The only other birds found in the islands were the beautiful and rare little bristle-tailed manakin, and two species of curassow-bird. On the mainland, the white bell-bird was found on the loftiest trees of the forest, almost out of gunshot. Three were brought me, much disfigured with blood, having been shot at four or five times each before they fell. The beautiful trumpeter (Psophia crepitans), a different species from that found at Pará, was plentiful here. A rare little toucan (Pteroglossus Azaræ), and a few parrots, hawks, and Brazilian partridges, were the only other birds we met with.

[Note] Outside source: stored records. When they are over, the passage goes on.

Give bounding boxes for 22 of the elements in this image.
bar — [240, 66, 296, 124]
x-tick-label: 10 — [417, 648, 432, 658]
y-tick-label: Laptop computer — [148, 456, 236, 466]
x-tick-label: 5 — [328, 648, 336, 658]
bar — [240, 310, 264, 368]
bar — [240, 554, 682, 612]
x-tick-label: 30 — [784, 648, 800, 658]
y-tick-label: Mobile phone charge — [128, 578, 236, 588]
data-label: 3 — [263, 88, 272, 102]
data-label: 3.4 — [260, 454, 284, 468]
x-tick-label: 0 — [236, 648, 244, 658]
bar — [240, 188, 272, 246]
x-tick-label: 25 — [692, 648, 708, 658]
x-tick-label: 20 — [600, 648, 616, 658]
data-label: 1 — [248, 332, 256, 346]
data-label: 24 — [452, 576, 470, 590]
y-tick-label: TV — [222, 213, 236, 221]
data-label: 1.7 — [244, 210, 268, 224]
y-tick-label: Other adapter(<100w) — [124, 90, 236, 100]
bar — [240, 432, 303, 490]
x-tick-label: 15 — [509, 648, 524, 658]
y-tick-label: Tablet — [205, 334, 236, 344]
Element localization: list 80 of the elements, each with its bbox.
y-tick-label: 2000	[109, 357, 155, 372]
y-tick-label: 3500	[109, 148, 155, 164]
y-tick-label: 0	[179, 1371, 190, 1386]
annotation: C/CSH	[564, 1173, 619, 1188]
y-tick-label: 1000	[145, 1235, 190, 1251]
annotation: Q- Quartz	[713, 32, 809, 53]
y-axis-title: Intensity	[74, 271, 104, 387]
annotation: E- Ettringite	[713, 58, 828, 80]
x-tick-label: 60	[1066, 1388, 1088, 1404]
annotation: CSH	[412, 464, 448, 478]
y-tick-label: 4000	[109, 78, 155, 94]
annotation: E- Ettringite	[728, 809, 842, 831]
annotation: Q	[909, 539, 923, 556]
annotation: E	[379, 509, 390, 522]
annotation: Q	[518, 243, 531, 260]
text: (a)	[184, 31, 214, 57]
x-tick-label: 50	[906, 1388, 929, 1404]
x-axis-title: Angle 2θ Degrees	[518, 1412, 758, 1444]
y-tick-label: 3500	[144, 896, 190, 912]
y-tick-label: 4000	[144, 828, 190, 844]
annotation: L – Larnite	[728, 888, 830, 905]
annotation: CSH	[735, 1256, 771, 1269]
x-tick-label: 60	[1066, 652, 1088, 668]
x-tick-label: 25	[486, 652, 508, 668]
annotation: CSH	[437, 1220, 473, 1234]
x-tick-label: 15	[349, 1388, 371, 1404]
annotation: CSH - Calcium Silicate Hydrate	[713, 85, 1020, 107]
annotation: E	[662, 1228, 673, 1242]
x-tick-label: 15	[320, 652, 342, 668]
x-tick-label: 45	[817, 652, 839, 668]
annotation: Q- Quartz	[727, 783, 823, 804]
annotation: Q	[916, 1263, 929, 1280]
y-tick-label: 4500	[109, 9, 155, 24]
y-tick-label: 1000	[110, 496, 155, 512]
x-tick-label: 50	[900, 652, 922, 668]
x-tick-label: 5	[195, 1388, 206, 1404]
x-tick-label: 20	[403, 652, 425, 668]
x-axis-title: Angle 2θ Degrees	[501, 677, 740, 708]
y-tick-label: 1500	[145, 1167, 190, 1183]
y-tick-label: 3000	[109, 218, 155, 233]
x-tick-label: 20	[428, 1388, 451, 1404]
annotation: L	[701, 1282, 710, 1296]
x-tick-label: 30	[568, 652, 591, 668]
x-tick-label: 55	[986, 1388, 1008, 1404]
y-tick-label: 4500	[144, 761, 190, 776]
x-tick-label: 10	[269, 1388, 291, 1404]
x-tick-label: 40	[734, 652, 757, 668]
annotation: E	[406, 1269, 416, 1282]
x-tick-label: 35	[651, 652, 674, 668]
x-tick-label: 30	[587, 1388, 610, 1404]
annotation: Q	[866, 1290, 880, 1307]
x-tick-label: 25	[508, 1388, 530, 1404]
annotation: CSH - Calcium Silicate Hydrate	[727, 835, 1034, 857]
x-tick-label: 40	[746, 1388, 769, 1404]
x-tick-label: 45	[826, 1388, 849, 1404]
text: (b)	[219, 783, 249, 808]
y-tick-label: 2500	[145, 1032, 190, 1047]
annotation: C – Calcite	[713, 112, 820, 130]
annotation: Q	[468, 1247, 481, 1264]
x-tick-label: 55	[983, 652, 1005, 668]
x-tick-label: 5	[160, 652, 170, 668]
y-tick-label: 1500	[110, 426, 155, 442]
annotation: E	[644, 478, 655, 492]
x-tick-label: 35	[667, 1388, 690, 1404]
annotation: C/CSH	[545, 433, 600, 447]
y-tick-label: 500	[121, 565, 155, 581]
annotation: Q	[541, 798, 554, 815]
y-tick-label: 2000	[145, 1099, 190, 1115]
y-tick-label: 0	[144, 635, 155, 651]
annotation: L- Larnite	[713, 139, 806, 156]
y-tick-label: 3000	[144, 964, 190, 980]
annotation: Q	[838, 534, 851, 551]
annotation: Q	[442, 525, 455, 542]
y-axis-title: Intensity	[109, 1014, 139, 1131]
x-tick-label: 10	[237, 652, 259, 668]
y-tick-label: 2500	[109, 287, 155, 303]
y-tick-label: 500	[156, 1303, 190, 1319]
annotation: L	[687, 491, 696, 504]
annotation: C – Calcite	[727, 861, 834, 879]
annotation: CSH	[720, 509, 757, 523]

Insects were by no means abundant, there being few paths in the woods in which to hunt for them or to cause them to accumulate together; for I have invariably found that in an open path through the forest the chequered light and shade causes a variety of plants to spring up and flowers to blow, which in their turn attract a great variety of insects. An open pathway seems to have similar attractions for many kinds of insects to what it has for ourselves. The great blue butterflies, and many smaller ones, will course along it for miles, and if driven into the forest will generally soon return to it again. The gleams of sunshine and the free current of air attract some; others seek the blossoms which there abound; while every particle of animal matter in the pathway is sure to be visited by a number of different species: so that upon the number and extent of the paths and roads which traverse the forest will depend in a great measure the success of the entomologist in these parts of South America.